26/04/2026
SMARTY À LA SNC : L’ART DU "RATÉ" OU LA PARABOLE D’UNE NATION QUI SE REFORMATE ?
Hier, à la Semaine Nationale de la Culture (SNC), nous avons assisté à un moment qui, pour beaucoup, semblait être un incident technique, mais qui, pour l’observateur averti, s'apparente à une leçon de haute portée symbolique.
Devant des milliers de Burkinabè et sous le regard du Capitaine Ibrahim TRAORE, l’artiste Smarty a interprété son titre iconique : « R.A.P (Rien à Prouver) ».
Le fait : Deux tentatives interrompues. Au premier et au deuxième essai, l’artiste s’arrête. Le public, emporté par la ferveur, n'avait même pas décelé l'imperfection. C’est Smarty lui-même qui a stoppé la machine pour exiger la perfection. Le troisième essai fut le bon : une réussite totale, un soulagement collectif, une apothéose.
L’Analyse : Rien n'est le fruit du hasard.
Un artiste de la trempe de Smarty, sur une telle scène, ne subit pas l'événement. Il le sculpte. Ces deux "ratés" assumés sont, selon moi, un message codé adressé à la nation et à son sommet :
1️⃣ Le Refus de l’Approximatif : En s’arrêtant alors que le public était déjà satisfait, Smarty envoie un signal fort : "L'à-peu-près ne suffit plus." À l’image du passage du MPSR (Référentiel de Transition) au RPP (Burkina 2047), l’artiste nous dit que pour bâtir une œuvre durable, il faut savoir s'arrêter, corriger et ne repartir que sur des bases d'excellence.

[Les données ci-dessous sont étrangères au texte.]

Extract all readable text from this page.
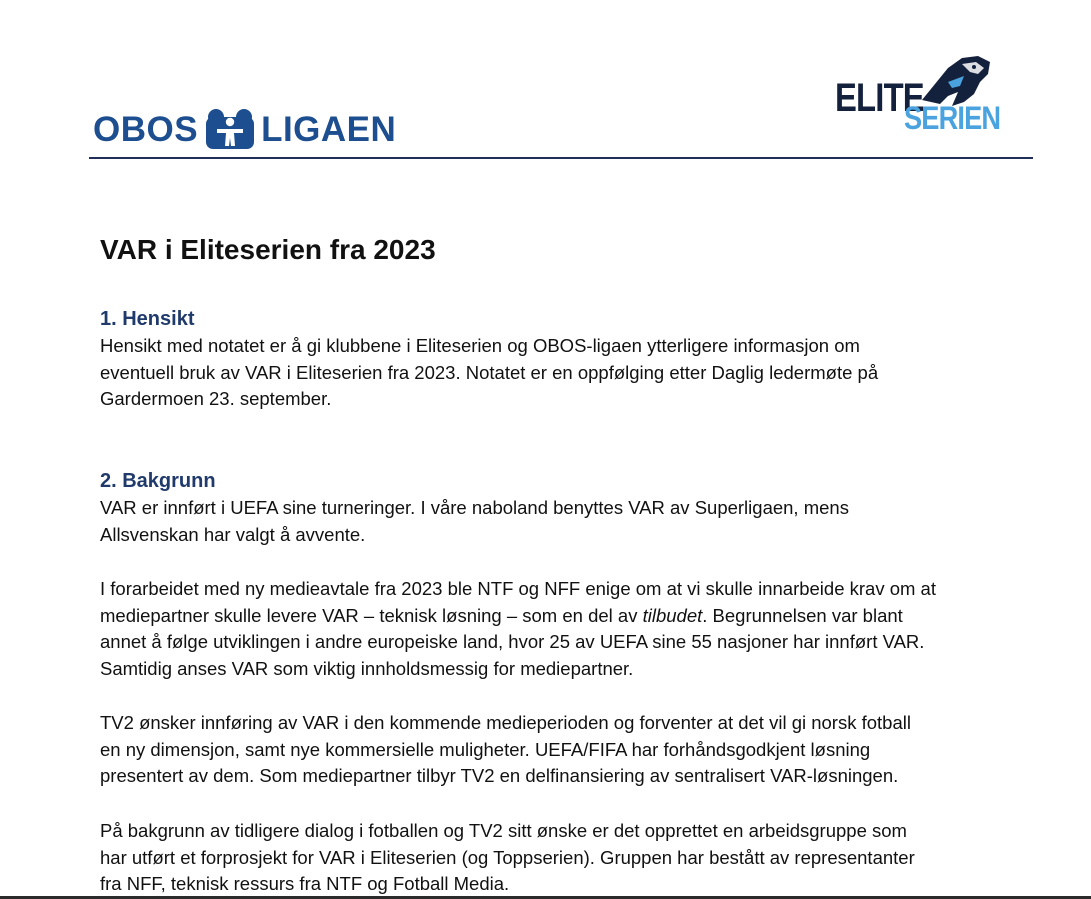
OBOS LIGAEN
ELITE
SERIEN
VAR i Eliteserien fra 2023
1. Hensikt

Hensikt med notatet er å gi klubbene i Eliteserien og OBOS-ligaen ytterligere informasjon om
eventuell bruk av VAR i Eliteserien fra 2023. Notatet er en oppfølging etter Daglig ledermøte på
Gardermoen 23. september.

2. Bakgrunn

VAR er innført i UEFA sine turneringer. I våre naboland benyttes VAR av Superligaen, mens
Allsvenskan har valgt å avvente.

I forarbeidet med ny medieavtale fra 2023 ble NTF og NFF enige om at vi skulle innarbeide krav om at
mediepartner skulle levere VAR – teknisk løsning – som en del av tilbudet. Begrunnelsen var blant
annet å følge utviklingen i andre europeiske land, hvor 25 av UEFA sine 55 nasjoner har innført VAR.
Samtidig anses VAR som viktig innholdsmessig for mediepartner.

TV2 ønsker innføring av VAR i den kommende medieperioden og forventer at det vil gi norsk fotball
en ny dimensjon, samt nye kommersielle muligheter. UEFA/FIFA har forhåndsgodkjent løsning
presentert av dem. Som mediepartner tilbyr TV2 en delfinansiering av sentralisert VAR-løsningen.

På bakgrunn av tidligere dialog i fotballen og TV2 sitt ønske er det opprettet en arbeidsgruppe som
har utført et forprosjekt for VAR i Eliteserien (og Toppserien). Gruppen har bestått av representanter
fra NFF, teknisk ressurs fra NTF og Fotball Media.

2️⃣ La Pédagogie de la Résilience : Réussir au troisième essai devant le Chef de l’État, c’est illustrer le chemin du Burkina Faso actuel. Le premier essai (le passé) a connu ses limites. Le deuxième (la transition initiale) a permis les réglages. Le troisième essai (le RPP) est celui de la souveraineté assumée et de la réussite finale.
3️⃣ L’Honnêteté du Leader : En avouant ses propres failles pour mieux les corriger, l'artiste se fait le miroir d'une gouvernance de vérité. Le soulagement du public à la fin n'était pas seulement musical ; c'était le cri de cœur d'un peuple qui voit son leader (ou son artiste) ne rien lâcher jusqu'à la victoire.
Conclusion :
Smarty n'a pas seulement chanté "Rien à prouver". Il a prouvé que la dignité réside dans l'exigence envers soi-même. Ce moment restera comme la métaphore parfaite de notre marche actuelle : nous bégayons peut-être parfois, nous ajustons nos pas, mais au troisième essai — celui de la vision 2047 — le Burkina Faso livrera sa plus belle partition.